I guess if a suspiciously large number of my students suddenly appeared to have visited the optician, and were also obsessed with checking their watches every two minutes I might just have spotted it. Like the time one of my students spent hours scratching formulae and other data on to a Bic Biro casing. It was a brilliant piece of innovative design. The only problem was he couldn’t see it during the exam. At one point he complained about the light in the examination hall. There is only one sensible thing to say about cheating. Don’t.
Meanwhile the stress is showing in the examination hall. The invigilators are edgy and bored. Is the coughing student sending signals in the multiple choice paper…3 coughs for answer A and so on…. and what about the student tapping his feet? Other invigilators are furiously concentrating. But not on the candidates. Counting is the name of the game. The number of bricks, or lights, or shuttlecocks stuck in the roof. The stress is showing on the candidates’ faces as well. “Normality is a myth”, said a student in last year’s Psychology exam. He should know. He drew a row of heads, one of which had a teapot on it. Another student’s view in the same exam that “abnormality is an incurable illness” was countered by another candidate informing us that, “Electric shock therapy is really effective. It works on the same principle as kicking the telly to make it go”. In some cases candidates were not only writing about psychological problems, they were succumbing to them as well. “Dear Examiner, I think I’m having a nervous breakdown….”

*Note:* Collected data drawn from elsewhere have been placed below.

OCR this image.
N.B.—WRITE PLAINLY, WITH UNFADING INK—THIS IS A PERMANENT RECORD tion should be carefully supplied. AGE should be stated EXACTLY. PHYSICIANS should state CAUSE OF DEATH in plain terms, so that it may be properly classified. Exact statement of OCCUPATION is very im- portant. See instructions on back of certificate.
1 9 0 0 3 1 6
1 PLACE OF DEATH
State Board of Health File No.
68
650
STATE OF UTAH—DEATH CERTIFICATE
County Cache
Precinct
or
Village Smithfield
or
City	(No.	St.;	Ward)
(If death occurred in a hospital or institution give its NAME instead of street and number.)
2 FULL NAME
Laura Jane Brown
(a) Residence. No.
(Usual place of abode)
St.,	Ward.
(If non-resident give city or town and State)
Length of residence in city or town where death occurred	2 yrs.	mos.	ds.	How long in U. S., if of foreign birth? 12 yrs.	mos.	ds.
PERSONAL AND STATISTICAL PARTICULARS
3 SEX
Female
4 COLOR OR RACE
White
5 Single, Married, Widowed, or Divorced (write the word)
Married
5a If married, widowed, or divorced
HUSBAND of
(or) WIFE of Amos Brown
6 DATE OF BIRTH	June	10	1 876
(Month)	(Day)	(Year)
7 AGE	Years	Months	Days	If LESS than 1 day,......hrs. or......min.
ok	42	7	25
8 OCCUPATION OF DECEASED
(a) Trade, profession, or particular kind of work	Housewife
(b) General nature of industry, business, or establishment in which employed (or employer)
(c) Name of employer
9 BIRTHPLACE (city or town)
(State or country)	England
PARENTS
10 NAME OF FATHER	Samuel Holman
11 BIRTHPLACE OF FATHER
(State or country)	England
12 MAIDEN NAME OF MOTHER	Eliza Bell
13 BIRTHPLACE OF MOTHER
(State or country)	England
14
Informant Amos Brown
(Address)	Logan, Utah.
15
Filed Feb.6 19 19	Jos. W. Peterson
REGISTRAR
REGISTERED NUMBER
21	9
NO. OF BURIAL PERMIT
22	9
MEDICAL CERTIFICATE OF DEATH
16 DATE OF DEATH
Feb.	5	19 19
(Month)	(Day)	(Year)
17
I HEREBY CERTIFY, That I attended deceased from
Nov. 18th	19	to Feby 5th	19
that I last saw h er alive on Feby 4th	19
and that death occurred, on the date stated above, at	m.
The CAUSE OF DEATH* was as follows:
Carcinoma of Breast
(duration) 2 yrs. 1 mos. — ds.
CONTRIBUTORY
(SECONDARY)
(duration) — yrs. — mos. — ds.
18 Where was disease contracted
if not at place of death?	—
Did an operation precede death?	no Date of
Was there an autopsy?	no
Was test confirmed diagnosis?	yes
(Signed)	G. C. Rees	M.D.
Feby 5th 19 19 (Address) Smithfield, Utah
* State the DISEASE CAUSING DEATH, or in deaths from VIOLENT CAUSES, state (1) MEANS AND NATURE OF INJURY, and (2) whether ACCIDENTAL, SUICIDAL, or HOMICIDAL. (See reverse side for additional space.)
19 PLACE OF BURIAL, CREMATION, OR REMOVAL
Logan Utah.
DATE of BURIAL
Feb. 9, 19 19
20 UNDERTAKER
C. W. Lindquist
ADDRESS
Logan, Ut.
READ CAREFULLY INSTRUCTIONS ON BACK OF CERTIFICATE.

Fortunately there is an end to all this. The primary schools have reached the promised land already. The SATs are over for another year. On the evidence I have seen, the resilience of the teachers and the pupils has carried them through. Visiting Holy Trinity School in Ripon last week there is no talk of SATS. They are talking chicks. The ebullient Head Teacher has installed hatching facilities in the school foyer and in his office. Assembly begins with a “chicks update”. Apparently six have arrived, another six are on their way. In the foyer the chicks attract excited attention. I become aware that the chicks are being addressed by name. “Donald” says someone, cooing at one of the chicks. One look at the chick’s extraordinary tuft of blond hair and I know why. The children introduce me to “Korma” and to “Pie” and then ask me without irony if I am stopping for lunch. They tell me it’s macaroni cheese and I breathe a sigh of relief. The school is fizzing with energy and joy.
In the secondary schools there is more pain to come. But there is an end in sight. The yearbooks are issued and yet another tradition has firmly taken hold. The whole of Year 13 turned up for their penultimate day at school in their old school uniforms. They were clearly proud to do so, silently signalling through their gesture, both gratitude for the past, and a recognition that their schooldays are almost over. For far too many, schooldays have not been “the best days of their lives.” The pressure has been too great.